To create a ticket report you just select a template and define which tickets get included, usually by using filters. Or create a ticket report for a single ticket.
Example of a PDF ticket report:
Statistics based on Tickets
Create statistics and charts based on the data in your tickets and share them in PlanRadar or export them to Excel files.
Example of statistics dashboard:
More Ticket Features
Sub-Tickets
Group your tickets if there is a bigger task that consists of smaller tasks by creating sub-tickets within a parent-ticket or by assigning a parent-ticket to existing tickets.

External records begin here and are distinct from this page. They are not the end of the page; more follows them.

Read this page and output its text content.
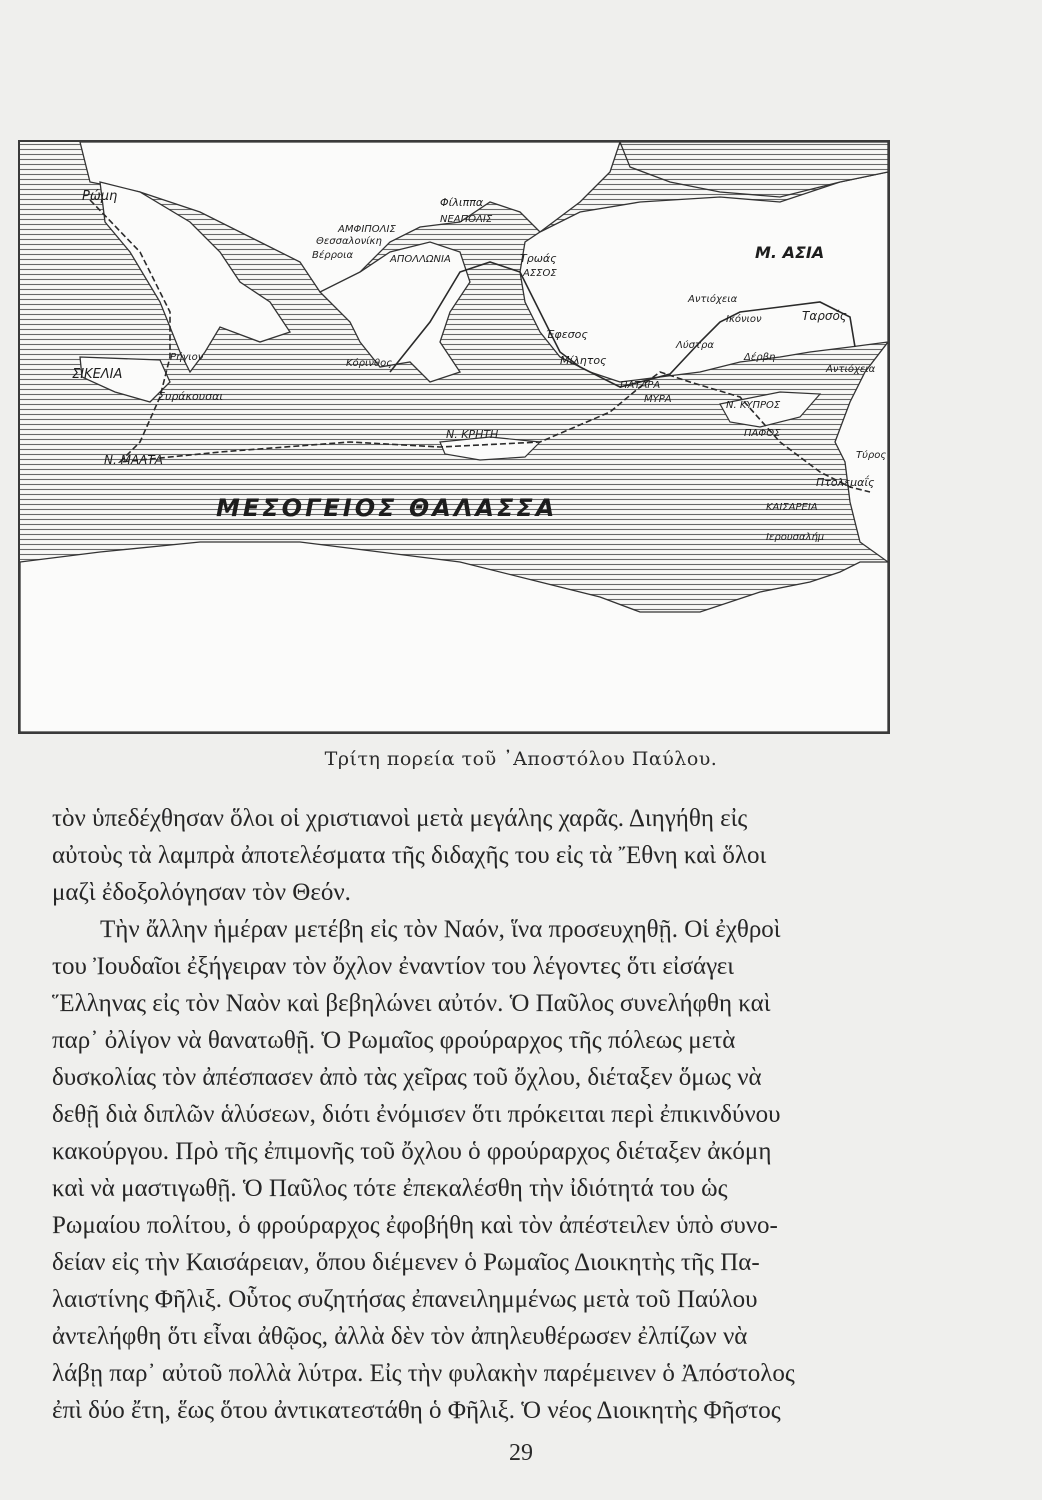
Ρώμη	Φίλιππα
ΑΜΦΙΠΟΛΙΣ
ΝΕΑΠΟΛΙΣ
Θεσσαλονίκη
Βέρροια	ΑΠΟΛΛΩΝΙΑ	Τρωάς
ΑΣΣΟΣ
Μ. ΑΣΙΑ
Αντιόχεια
Ικόνιον	Ταρσός
Λύστρα
Δέρβη
Έφεσος
Μίλητος
ΠΑΤΑΡΑ
ΜΥΡΑ
Ν. ΚΥΠΡΟΣ
ΠΑΦΟΣ
Τύρος
Πτολεμαΐς
ΚΑΙΣΑΡΕΙΑ
Ιερουσαλήμ
Αντιόχεια
Κόρινθος
Ρήγιον
ΣΙΚΕΛΙΑ
Συράκουσαι
Ν. ΜΑΛΤΑ
Ν. ΚΡΗΤΗ
ΜΕΣΟΓΕΙΟΣ ΘΑΛΑΣΣΑ
Τρίτη πορεία τοῦ ᾿Αποστόλου Παύλου.
τὸν ὑπεδέχθησαν ὅλοι οἱ χριστιανοὶ μετὰ μεγάλης χαρᾶς. Διηγήθη εἰς
αὐτοὺς τὰ λαμπρὰ ἀποτελέσματα τῆς διδαχῆς του εἰς τὰ Ἔθνη καὶ ὅλοι
μαζὶ ἐδοξολόγησαν τὸν Θεόν.
Τὴν ἄλλην ἡμέραν μετέβη εἰς τὸν Ναόν, ἵνα προσευχηθῇ. Οἱ ἐχθροὶ
του Ἰουδαῖοι ἐξήγειραν τὸν ὄχλον ἐναντίον του λέγοντες ὅτι εἰσάγει
Ἕλληνας εἰς τὸν Ναὸν καὶ βεβηλώνει αὐτόν. Ὁ Παῦλος συνελήφθη καὶ
παρ᾿ ὀλίγον νὰ θανατωθῇ. Ὁ Ρωμαῖος φρούραρχος τῆς πόλεως μετὰ
δυσκολίας τὸν ἀπέσπασεν ἀπὸ τὰς χεῖρας τοῦ ὄχλου, διέταξεν ὅμως νὰ
δεθῇ διὰ διπλῶν ἁλύσεων, διότι ἐνόμισεν ὅτι πρόκειται περὶ ἐπικινδύνου
κακούργου. Πρὸ τῆς ἐπιμονῆς τοῦ ὄχλου ὁ φρούραρχος διέταξεν ἀκόμη
καὶ νὰ μαστιγωθῇ. Ὁ Παῦλος τότε ἐπεκαλέσθη τὴν ἰδιότητά του ὡς
Ρωμαίου πολίτου, ὁ φρούραρχος ἐφοβήθη καὶ τὸν ἀπέστειλεν ὑπὸ συνο-
δείαν εἰς τὴν Καισάρειαν, ὅπου διέμενεν ὁ Ρωμαῖος Διοικητὴς τῆς Πα-
λαιστίνης Φῆλιξ. Οὗτος συζητήσας ἐπανειλημμένως μετὰ τοῦ Παύλου
ἀντελήφθη ὅτι εἶναι ἀθῷος, ἀλλὰ δὲν τὸν ἀπηλευθέρωσεν ἐλπίζων νὰ
λάβῃ παρ᾿ αὐτοῦ πολλὰ λύτρα. Εἰς τὴν φυλακὴν παρέμεινεν ὁ Ἀπόστολος
ἐπὶ δύο ἔτη, ἕως ὅτου ἀντικατεστάθη ὁ Φῆλιξ. Ὁ νέος Διοικητὴς Φῆστος
29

Example parent-ticket with sub-ticket:
Open Tickets by Scanning QR Codes or NFC Tags
Link tickets with QR codes to save time finding the right ticket when working on-site. Scan the QR code with your camera or PlanRadar mobile app, and the linked ticket will open.
You can also link NFC tags to tickets in a similar way.
Read more in Use QR codes to link and open tickets and in NFC Tags.
Example of scanning a QR code to link a ticket:
Locate Tickets on 3D BIM Models
Tickets can also be placed within a 3D BIM model and can be attached to IFC entities.
Read more in BIM Viewer.
Example ticket in a BIM model:
Link Tickets in your Project Schedule
With the scheduling feature you can create phases to plan and manage your projects.
It is also possible to link your tickets directly to those phases and automatically update the progress of phases based on their linked tickets.